Here in Dallas we have brevets, permanents or populaires within two hours of our house almost every Saturday and Sunday. It was less challenging to do 10,000 RUSA kilometers in Dallas than 3,000 RUSA kilometers in Durango. We have discovered Lone Star Randonneurs like to ride their bikes as much as we do. The best thing about riding in Texas has been the great cycling partners that have adopted us.
The Lone Star Randonneurs have adopted the slogan "ride like a girl." We have so many outstanding females in our club it's sometimes hard to keep up. My wife Robin has been a stronger cyclist than me for the last several years and it's about all I can do to "ride like a girl." I'm proud to point out that five women from LSR reached the 10,000-kilometer plateau. In a sport dominated by men, that's an outstanding accomplishment. Robin and I found our new riding group in what started as a rather unfortunate situation. On an early 600k in Mineral Wells I broke the crank on my bike. I was finished. I found a ride back to my car at the first control. Robin and I were in the car ready to leave when Dan Driscoll insisted Robin get out of the car and finish the ride with his group. Since then, we've become close friends and riding partners. Sometimes things happen for a reason. I'm really glad I broke that crank.

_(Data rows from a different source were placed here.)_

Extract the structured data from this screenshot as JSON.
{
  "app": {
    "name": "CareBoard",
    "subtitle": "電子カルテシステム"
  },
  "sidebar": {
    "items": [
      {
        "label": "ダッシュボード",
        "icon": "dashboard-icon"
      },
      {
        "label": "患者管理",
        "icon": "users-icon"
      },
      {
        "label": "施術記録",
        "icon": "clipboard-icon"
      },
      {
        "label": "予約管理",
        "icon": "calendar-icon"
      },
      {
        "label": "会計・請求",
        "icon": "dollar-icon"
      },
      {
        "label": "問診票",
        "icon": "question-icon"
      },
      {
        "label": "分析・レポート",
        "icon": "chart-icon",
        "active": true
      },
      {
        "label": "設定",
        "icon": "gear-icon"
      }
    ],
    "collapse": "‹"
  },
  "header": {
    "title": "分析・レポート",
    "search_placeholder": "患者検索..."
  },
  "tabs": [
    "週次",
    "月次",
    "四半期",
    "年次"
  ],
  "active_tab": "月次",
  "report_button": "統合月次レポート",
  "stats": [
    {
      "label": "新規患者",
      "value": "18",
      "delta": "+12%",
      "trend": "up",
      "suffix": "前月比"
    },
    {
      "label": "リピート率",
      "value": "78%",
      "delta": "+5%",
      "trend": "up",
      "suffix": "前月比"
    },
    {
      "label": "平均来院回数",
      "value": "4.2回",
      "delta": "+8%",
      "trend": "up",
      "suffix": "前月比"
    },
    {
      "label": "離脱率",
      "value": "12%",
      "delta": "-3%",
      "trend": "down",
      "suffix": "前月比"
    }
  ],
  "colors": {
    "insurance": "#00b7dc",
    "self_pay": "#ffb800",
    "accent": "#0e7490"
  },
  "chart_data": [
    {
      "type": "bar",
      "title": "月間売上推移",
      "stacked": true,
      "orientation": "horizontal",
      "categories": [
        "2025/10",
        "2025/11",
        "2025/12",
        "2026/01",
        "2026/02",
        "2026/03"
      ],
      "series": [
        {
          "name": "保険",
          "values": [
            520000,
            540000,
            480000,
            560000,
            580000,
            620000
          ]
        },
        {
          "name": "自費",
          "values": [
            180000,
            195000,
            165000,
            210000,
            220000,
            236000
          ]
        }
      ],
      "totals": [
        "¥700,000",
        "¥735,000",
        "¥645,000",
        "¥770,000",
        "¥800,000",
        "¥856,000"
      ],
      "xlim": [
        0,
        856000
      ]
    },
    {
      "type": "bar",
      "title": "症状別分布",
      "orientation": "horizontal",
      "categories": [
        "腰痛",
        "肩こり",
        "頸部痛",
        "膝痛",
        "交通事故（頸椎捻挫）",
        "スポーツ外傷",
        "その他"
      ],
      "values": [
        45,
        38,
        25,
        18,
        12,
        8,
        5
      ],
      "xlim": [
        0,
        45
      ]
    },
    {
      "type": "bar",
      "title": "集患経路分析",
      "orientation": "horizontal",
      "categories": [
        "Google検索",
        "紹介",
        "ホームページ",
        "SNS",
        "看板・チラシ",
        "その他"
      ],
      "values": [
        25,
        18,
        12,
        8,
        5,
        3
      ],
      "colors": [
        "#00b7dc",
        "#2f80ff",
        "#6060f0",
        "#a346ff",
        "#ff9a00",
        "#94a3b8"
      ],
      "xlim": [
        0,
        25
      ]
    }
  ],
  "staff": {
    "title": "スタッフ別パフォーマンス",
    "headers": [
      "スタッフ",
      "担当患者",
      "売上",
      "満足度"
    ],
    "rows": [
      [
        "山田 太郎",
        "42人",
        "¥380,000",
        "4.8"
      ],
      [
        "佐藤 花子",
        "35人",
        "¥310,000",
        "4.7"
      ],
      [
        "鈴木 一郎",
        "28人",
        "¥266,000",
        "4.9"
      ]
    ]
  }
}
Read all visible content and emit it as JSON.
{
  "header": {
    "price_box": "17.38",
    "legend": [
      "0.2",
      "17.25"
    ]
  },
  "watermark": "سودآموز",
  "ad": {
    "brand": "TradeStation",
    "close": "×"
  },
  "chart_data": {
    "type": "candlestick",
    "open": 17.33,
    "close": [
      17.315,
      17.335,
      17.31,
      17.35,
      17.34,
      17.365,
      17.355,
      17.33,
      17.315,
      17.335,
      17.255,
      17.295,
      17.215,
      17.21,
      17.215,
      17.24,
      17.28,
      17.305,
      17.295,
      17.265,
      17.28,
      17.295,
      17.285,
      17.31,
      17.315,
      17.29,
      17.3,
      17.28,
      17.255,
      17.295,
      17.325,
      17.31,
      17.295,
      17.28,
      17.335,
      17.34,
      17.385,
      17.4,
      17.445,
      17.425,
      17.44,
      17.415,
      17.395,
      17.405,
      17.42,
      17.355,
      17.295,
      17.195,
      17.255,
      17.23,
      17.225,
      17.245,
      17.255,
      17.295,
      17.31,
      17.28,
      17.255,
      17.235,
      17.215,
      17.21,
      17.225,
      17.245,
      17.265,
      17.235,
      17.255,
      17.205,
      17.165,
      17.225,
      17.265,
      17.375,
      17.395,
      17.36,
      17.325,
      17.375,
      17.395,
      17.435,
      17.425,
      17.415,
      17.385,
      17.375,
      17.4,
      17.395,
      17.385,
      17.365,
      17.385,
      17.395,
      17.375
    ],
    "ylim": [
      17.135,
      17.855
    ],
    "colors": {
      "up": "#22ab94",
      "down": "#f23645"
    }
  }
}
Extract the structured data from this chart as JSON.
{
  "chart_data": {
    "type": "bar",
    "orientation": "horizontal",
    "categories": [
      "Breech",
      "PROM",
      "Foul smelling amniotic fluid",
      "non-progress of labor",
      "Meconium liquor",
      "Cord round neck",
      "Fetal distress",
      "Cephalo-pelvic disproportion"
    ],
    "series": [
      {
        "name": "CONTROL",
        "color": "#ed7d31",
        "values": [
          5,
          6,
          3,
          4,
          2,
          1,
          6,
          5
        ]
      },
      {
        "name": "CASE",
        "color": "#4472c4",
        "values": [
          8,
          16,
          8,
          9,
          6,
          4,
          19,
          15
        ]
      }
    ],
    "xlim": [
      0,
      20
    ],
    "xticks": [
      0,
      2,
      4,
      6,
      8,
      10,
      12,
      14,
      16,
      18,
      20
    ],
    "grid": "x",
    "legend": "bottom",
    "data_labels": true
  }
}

Riding 10,000 km created adventures and lasting memories. We saw towns in Texas we had never heard of—from Tom Bean to Rice, Frognot to Princeton, Rockett to Venus, plus visits to Italy, Dublin, and Paris. We met kind, curious people along the way—control employees now welcome those "crazy bikers" like family. We rode to the middle of nowhere for a bakery or hole in the wall buffet —we do love to eat! We met true cowboys. We saw gazillions of Texas wildflowers, and savored the perfume of bluebonnet fields. It was not always easy, with ever-changing conditions such as summer heat, thunderstorms, snow or gale force winds. But like birds, somehow we soared from point A to point B. Why? To push one's own limits; for the personal challenge and perseverance.
About 700 days ago, the thought of riding a 200k (much less PBP!) was complete science fiction to me! I was quite happy pedaling with my local Fort Worth Bicycle Association and extremely proud of my two centuries that year. That all changed in a hurry. I started dating this fella, Dan Driscoll, and he began slyly converting me into a randonneur! Within six months of first hearing words like randonneur and brevet, I had completed my first series, began building a custom brevet bike, brutalized every part of my body and had stopped keeping count of my century rides. I was hooked!
I really thought 2007 would be a ditto of 2006, just adding PBP, but all those miles kept coming and it seemed to make sense at the time! Then it happened. Instead of Dan always babysitting me, I was starting to hang with the "big kids!" Then I was contributing every once in a while. Then I started getting my own quirks on the rides. I felt like I was getting yet another family. Laughing, grunting, teasing, groaning. Funny how your definition of fun gets all twisted around!
My real life with the Fort Worth Stock Show & Rodeo now includes my co-workers rolling their eyes at my weekend activities. Going from hugely supportive to just plain ol' baffled this year! Finishing PBP was a personal highlight. I was determined to be the happiest finisher and I think I appeared to be the most demented, but oh what a thrill!
Nothing like having a personal challenge, plus a great cheerleader and coach all at the same time. Throw in getting to befriend some amazing people, and who wouldn't want to ride every weekend? It actually becomes the norm when you have great riding friends and wonderful routes. Or maybe it's just something about cold beer and ice cream?